Picture a beautiful elongated domed roof, in a rectangular room with columns flanking either side, green trees in wood chips and a sculpture of angels and a goose in the middle. Got it? Well that's where I spent my evening, at a free concert (the 2,691st concert to be exact) by the National Gallery Vocal Arts Ensemble and the National Gallery Chamber Players. The seating was squared around the outside of the statue, and then in rather odd places - I was stuck behind the statue, but could see a few of the singers and the viola player.

The first half of the program was religious pieces, but it really heated up after the intermission with the Dutch pieces (to tie in with a current exhibition). I particularly one piece, "Lascia Filli mia cara" or "Come, My Dear Phyllis".

Come, my dear Phyllis
cast off your rigours
and, wise as you are,
dress yourself in love;
Be wary that you do not imitate the snakes.
Learn to love from the doves,
learn the way of lovers,
with repeated hugs and many caresses,
that one day I will hold you in my arms
and wish to make a thousand doves
feel ashamed.

However, the biggest applause was reserved for an Italian piece entitled "Matona, mia cara" which ended with the following verse:

If you'll love me
I won't be lazy
I will make love all night long
and will thrust like a ram.

I spent the day wandering around the various monuments.

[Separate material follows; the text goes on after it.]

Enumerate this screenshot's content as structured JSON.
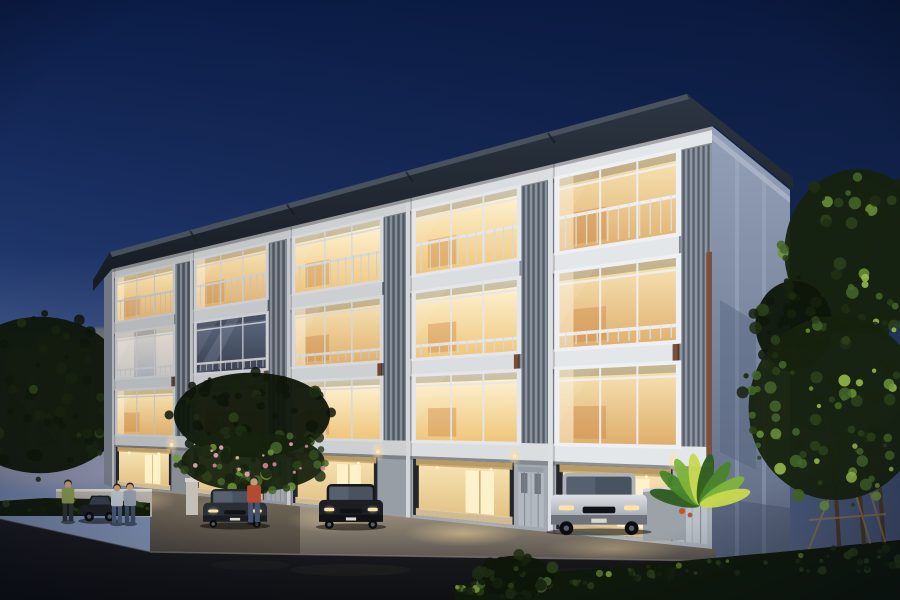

I walked up to the Washington Monument (the big obelisk) and got a free ticket for a few hours later. I then headed down through the WWII memorial, which is a nice fountain, past the reflecting pool (refraining from yelling "run Forest run" at passing joggers, and down to Abraham Lincoln's statue. It's quite impressive. I wandered up through the Vietnam memorial - 58,000 names etched in alphabetical order on the day they were killed.

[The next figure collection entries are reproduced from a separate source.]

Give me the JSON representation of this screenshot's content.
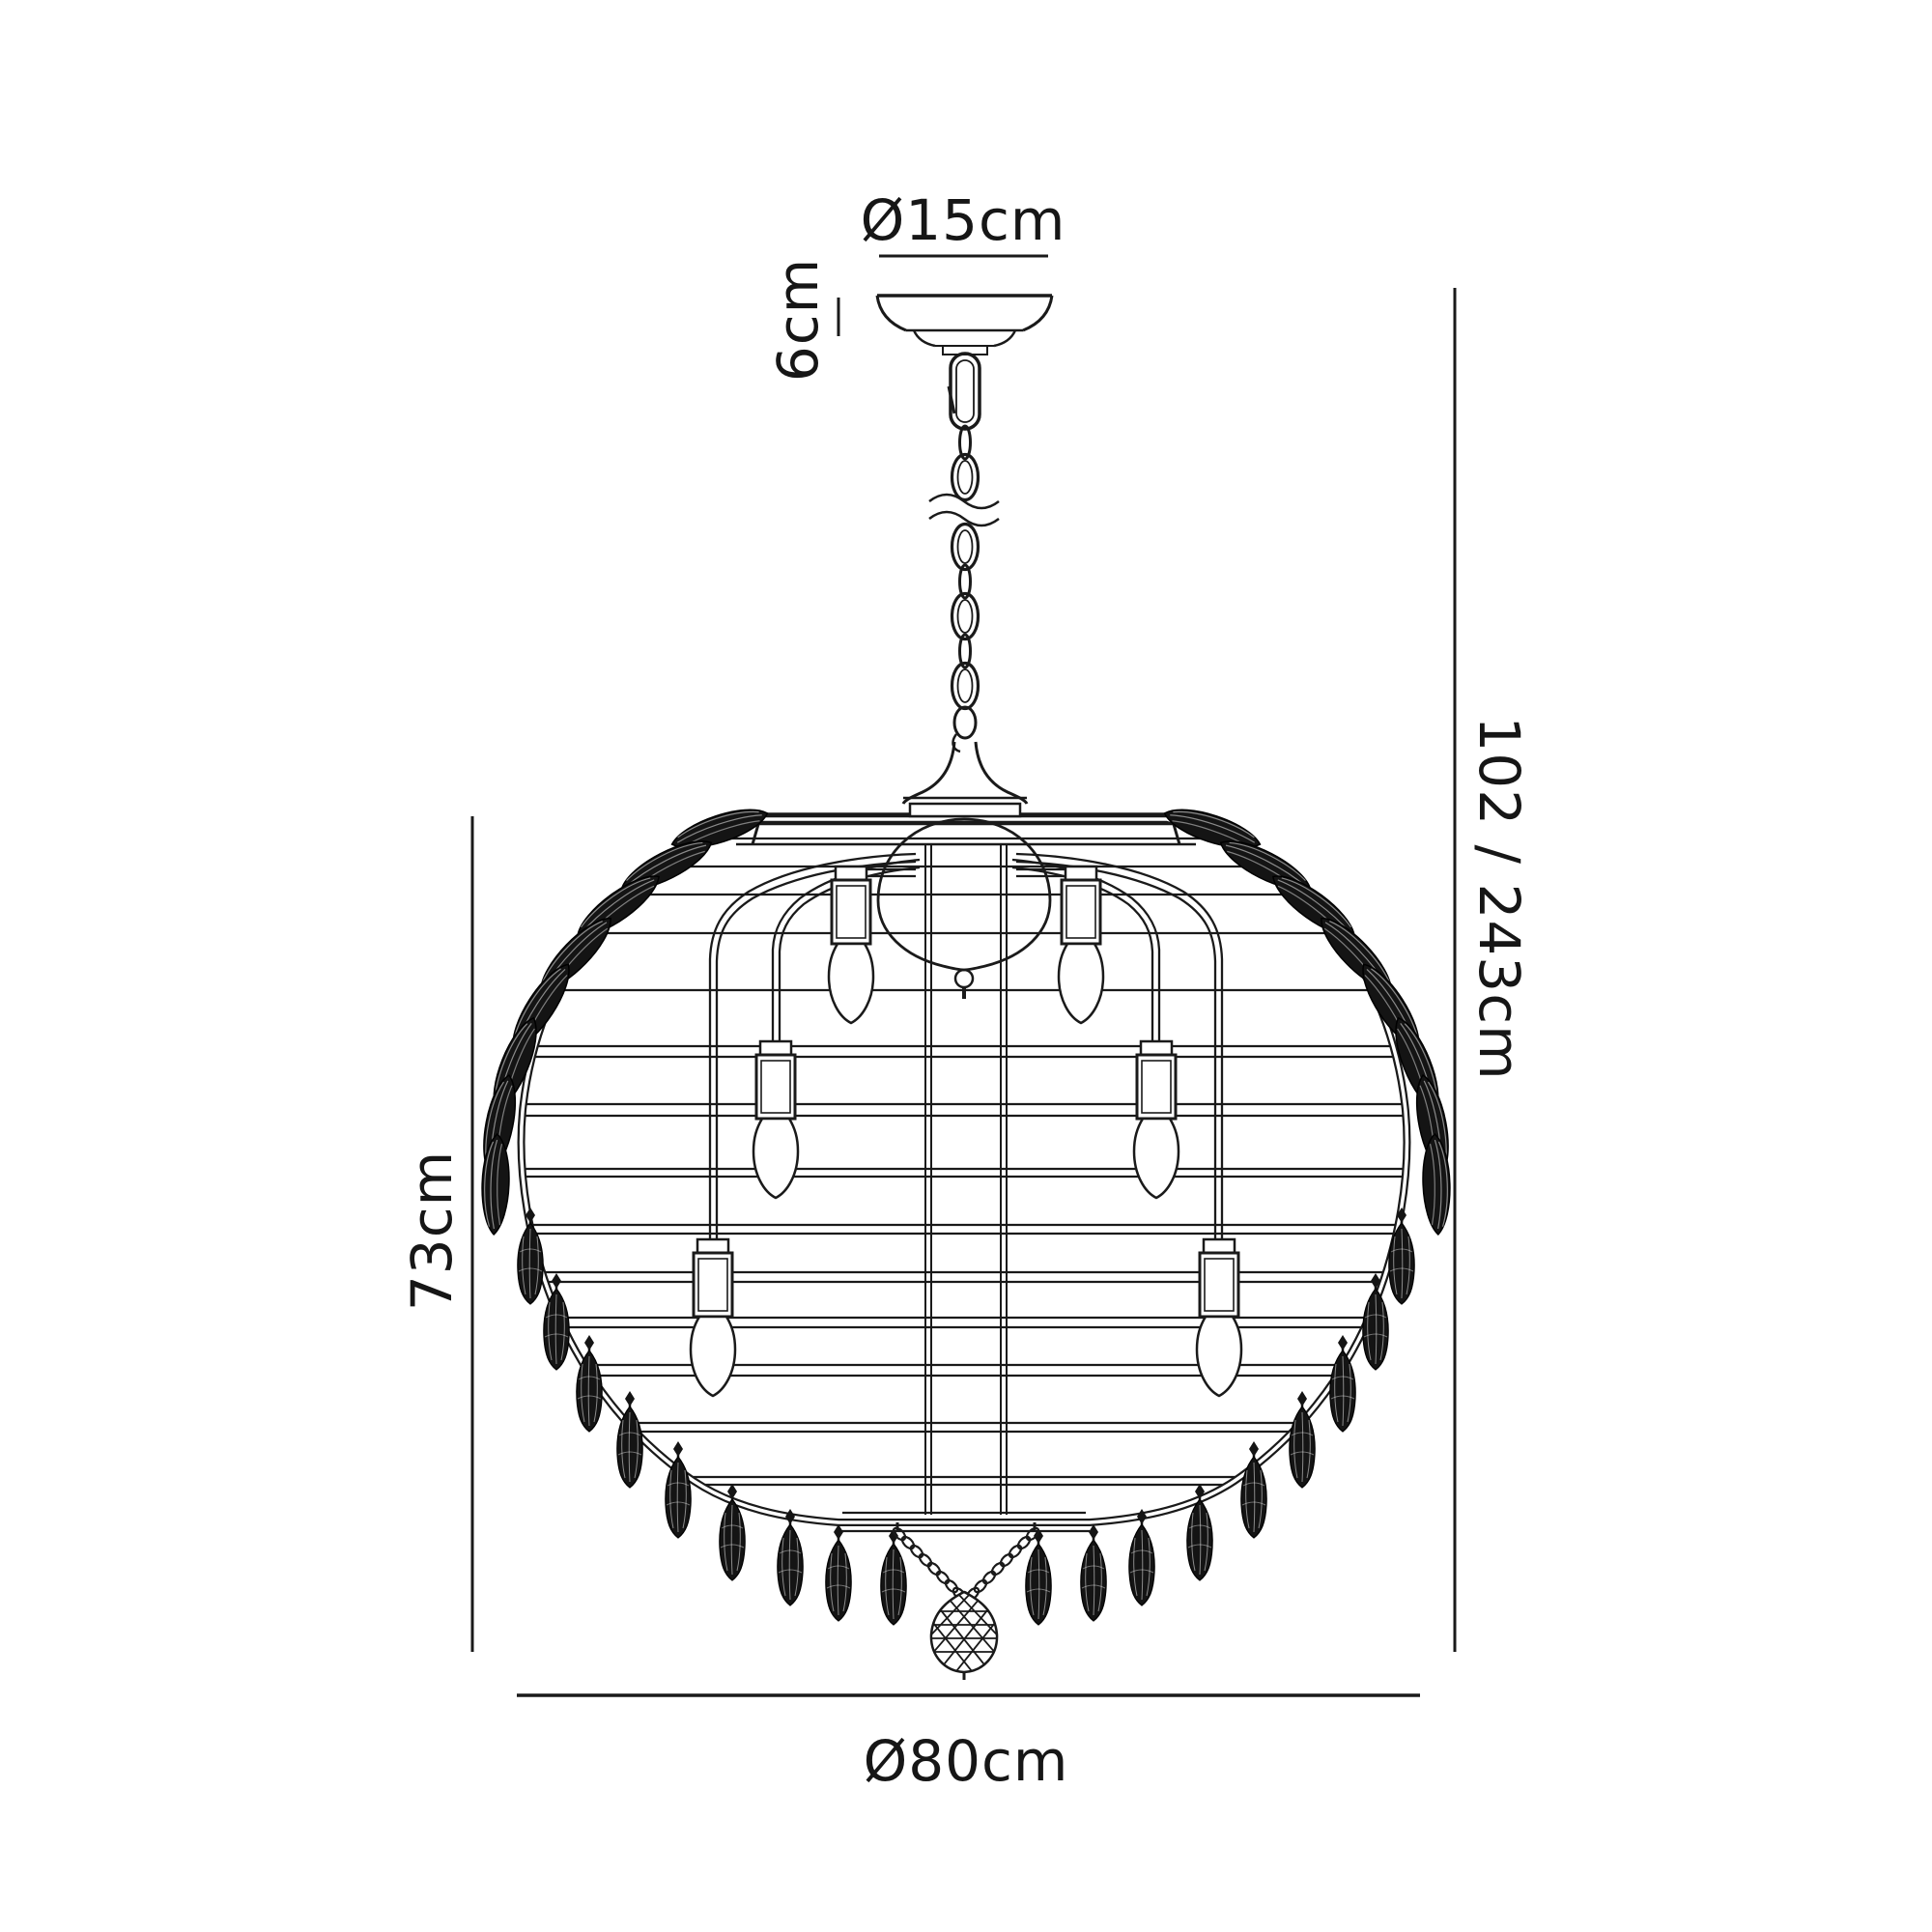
{
  "diagram": {
    "subject": "chandelier-dimension-drawing",
    "labels": {
      "canopy_diameter": "Ø15cm",
      "canopy_height": "6cm",
      "height_range": "102 / 243cm",
      "body_height": "73cm",
      "body_diameter": "Ø80cm"
    },
    "colors": {
      "ink": "#1a1a1a",
      "background": "#ffffff",
      "crystal_fill": "#141414"
    }
  }
}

From there I walked past the White House - couldn't see much but I imagine the movers are in there, packing up old Georgie boy's stuff. From there I strolled back up to the Washington Monument and waited in line to go up the lift. The viewing platform is 500 feet up, and the view (though compartmentalised in little windows) was great.

Another big day tomorrow, I'm going to see if I can OD on Smithsonians!